Lady Svanhilde poured the king’s wine and served him with her own hands at the feast. Her children served his children, the two margraves, the biscop, and certain other high nobles whose rank demanded they be served with equal honor to the rest. Liath, standing with Hathui behind the king’s chair, tried not to listen to the rumbling of her own stomach. As one of the lucky ones, she would get leftovers from the feast fed to the nobles.

As usual, Lady Tallia had pride of place beside her uncle, King Henry, but the young princess merely picked at her food, contenting herself with so little that Liath wondered how she could keep up her strength.

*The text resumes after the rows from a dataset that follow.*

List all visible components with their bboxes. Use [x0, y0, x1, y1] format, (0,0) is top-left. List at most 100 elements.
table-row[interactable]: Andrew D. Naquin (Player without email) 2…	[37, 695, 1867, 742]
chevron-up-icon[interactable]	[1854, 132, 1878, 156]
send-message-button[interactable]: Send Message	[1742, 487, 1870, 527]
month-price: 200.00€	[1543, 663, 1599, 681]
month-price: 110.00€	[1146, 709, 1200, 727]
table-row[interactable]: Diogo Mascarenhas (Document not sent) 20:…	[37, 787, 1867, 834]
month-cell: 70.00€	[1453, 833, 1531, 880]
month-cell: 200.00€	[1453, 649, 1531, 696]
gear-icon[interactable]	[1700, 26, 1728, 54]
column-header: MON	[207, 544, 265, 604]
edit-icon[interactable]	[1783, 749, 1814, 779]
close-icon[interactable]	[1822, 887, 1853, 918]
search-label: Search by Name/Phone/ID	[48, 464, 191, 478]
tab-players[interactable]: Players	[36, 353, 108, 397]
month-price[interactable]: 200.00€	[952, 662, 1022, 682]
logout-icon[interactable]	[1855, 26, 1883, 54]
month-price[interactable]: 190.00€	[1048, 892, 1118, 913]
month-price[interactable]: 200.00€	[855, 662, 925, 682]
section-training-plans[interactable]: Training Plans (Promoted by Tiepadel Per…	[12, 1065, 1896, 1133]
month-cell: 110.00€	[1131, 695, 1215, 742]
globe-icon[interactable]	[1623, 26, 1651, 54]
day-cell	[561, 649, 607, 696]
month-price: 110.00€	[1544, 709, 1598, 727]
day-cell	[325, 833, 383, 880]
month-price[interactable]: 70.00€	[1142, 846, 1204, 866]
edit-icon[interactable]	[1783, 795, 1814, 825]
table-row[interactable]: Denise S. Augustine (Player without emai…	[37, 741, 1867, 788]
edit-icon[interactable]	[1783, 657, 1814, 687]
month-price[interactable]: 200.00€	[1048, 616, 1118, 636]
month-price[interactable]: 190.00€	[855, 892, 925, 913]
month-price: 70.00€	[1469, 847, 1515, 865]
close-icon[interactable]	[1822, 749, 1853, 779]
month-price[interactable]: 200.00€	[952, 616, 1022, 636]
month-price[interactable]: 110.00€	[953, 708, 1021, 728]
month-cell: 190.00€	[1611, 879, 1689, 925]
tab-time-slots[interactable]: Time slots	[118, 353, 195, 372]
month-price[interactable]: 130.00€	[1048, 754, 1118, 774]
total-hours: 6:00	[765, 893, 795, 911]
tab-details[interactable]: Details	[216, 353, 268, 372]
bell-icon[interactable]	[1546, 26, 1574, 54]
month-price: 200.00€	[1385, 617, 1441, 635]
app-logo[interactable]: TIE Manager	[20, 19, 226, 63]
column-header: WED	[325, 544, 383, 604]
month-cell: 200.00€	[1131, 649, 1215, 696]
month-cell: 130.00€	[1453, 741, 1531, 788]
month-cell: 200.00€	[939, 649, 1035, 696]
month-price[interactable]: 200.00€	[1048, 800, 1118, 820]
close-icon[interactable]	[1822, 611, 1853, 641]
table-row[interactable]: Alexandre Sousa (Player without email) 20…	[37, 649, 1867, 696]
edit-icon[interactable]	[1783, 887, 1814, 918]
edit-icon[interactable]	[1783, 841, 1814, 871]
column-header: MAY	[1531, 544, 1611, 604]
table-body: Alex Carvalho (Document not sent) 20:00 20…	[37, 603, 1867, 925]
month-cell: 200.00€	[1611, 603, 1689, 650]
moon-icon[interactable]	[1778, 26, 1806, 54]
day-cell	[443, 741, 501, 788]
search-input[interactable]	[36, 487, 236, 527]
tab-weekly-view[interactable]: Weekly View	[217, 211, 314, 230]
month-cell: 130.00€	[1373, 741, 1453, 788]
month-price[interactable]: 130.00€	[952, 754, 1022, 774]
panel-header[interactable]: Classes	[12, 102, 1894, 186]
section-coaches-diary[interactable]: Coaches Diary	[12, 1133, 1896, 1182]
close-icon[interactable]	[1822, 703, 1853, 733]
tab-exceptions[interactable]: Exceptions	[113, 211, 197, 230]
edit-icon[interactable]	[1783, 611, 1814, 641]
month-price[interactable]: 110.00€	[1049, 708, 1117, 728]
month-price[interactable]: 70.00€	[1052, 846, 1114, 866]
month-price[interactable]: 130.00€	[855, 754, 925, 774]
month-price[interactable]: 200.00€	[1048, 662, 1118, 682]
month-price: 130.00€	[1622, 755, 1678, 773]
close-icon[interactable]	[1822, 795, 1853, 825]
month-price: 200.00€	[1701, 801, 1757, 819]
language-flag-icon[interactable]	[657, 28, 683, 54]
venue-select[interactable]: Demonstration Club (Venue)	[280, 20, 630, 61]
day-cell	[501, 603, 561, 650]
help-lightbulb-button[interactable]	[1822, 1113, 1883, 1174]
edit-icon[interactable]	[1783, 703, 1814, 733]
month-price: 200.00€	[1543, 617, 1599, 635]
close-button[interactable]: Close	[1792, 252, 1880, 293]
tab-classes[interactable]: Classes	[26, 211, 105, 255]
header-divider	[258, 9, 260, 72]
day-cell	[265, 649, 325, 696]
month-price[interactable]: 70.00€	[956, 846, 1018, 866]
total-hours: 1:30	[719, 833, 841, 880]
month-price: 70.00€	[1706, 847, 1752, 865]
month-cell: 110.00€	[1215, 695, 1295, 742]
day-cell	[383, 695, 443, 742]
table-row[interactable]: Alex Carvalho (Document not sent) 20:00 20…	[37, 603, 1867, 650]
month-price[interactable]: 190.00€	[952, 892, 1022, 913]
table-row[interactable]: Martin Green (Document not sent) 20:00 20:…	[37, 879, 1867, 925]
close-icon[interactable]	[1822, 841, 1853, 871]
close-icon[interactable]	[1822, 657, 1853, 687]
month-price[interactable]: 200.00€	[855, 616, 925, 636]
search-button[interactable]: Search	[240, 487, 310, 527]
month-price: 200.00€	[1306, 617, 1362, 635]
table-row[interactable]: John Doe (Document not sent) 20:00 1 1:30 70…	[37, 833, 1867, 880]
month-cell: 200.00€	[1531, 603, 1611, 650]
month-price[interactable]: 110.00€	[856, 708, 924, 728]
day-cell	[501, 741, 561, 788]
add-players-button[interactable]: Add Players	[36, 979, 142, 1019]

“As you see,” said Henry to Lady Svanhilde, indicating Tallia, “Sabella’s only child rides with me.” He looked carefully at the three children serving at the feast. One, a girl of about twelve years of age, had a face pale from crying; as her aunt’s heir, she served the king’s children, Theophanu and Ekkehard. Svanhilde’s two sons served the other high nobles. One was a boy of no more than eight, so nervous that a steward hovered at his elbow, helping him to set platters down without breaking them and to pour without spilling. The other was a boy somewhat older than Ekkehard, not yet at his majority. His manners were perfect and his expression grimly serious.

“These are your remaining children?” asked Henry.

Svanhilde gestured to a steward to bring more wine. “I have a son in the monastery my grandmother founded. This boy, Constantine—” She indicated the elder of the two boys. “—is to join the schola at Mainni next spring, when he turns fifteen.”